A larger diameter blind allows a hunter, or hunters, to sit tucked away at a further distance from the blind’s window openings. This lets the shade that is cast within the blind conceal a significant amount of movement, allowing a child to move about from time to time, with little worry of being picked off by wary toms.
A Case Where Bigger Isn’t Always Better
Though up to this point, we have discussed the value of larger blinds as a whole when turkey hunting, this is not a standard rule of thumb, nor does it stifle the value of a small single man blind within the spring turkey woods.
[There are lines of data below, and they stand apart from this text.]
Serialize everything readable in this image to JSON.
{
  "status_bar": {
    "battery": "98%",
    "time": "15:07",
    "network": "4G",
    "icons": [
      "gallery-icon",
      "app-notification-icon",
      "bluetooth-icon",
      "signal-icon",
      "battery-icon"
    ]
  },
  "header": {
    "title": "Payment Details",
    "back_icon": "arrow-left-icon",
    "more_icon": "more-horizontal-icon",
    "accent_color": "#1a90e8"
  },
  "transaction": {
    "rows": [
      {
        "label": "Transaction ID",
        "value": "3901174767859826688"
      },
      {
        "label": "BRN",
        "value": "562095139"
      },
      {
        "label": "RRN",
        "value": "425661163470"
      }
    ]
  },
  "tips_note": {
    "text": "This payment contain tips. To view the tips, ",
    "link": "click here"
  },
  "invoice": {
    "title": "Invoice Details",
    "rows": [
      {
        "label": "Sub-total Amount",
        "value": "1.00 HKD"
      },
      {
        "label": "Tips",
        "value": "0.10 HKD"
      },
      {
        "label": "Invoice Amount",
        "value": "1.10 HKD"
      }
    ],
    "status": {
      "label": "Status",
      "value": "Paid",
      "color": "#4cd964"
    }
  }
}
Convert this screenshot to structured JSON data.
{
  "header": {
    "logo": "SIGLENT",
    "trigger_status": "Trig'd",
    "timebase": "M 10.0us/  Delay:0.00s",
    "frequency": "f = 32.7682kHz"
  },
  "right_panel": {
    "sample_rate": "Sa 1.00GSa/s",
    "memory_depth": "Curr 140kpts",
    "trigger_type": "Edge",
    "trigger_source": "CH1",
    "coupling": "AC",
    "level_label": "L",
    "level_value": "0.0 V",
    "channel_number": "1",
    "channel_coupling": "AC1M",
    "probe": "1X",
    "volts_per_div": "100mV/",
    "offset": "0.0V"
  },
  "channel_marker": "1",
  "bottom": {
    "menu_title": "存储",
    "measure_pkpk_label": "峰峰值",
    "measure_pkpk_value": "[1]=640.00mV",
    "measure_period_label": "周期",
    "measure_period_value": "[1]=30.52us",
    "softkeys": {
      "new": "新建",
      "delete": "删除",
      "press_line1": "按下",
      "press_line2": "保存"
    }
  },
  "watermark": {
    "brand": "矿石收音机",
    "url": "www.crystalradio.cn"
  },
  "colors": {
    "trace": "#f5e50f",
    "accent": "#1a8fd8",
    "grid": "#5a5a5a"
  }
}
In fact, there are occasions when less is more. At times, turkeys do not always follow the playbook. They suddenly deviate from the patterns of which they have held for weeks leading up to season, leaving us to scratch our heads in confusion.
When this occurs, we are often left with a misplaced blind that does us little good as it sits. Our only viable choice becomes to refocus our efforts elsewhere, whether that is 300 yards or a mile away. In this case, a small single man blind is the perfect companion, as it can be packed up, stowed in its carrying bag, and moved to a new location in a matter of minutes, all without the excess heft of larger models.
For this reason, if you typically hunt solo and favor more of a run and gun type approach, there is likely not any added value in purchasing a blind of more sizable dimensions than what is necessary. In going with a smaller, single man blind, you minimize the costs associated with your purchase and maximize mobility.
A Matter Of Preference
Selecting a blind for turkey hunting is much like selecting any other piece of gear that you will be taking to the woods with you. You must be aware of the circumstances at hand, and choose the blind that best fits your preferences. By doing so, you are sure to come away with a blind that will be a constant companion on hunts for years to come.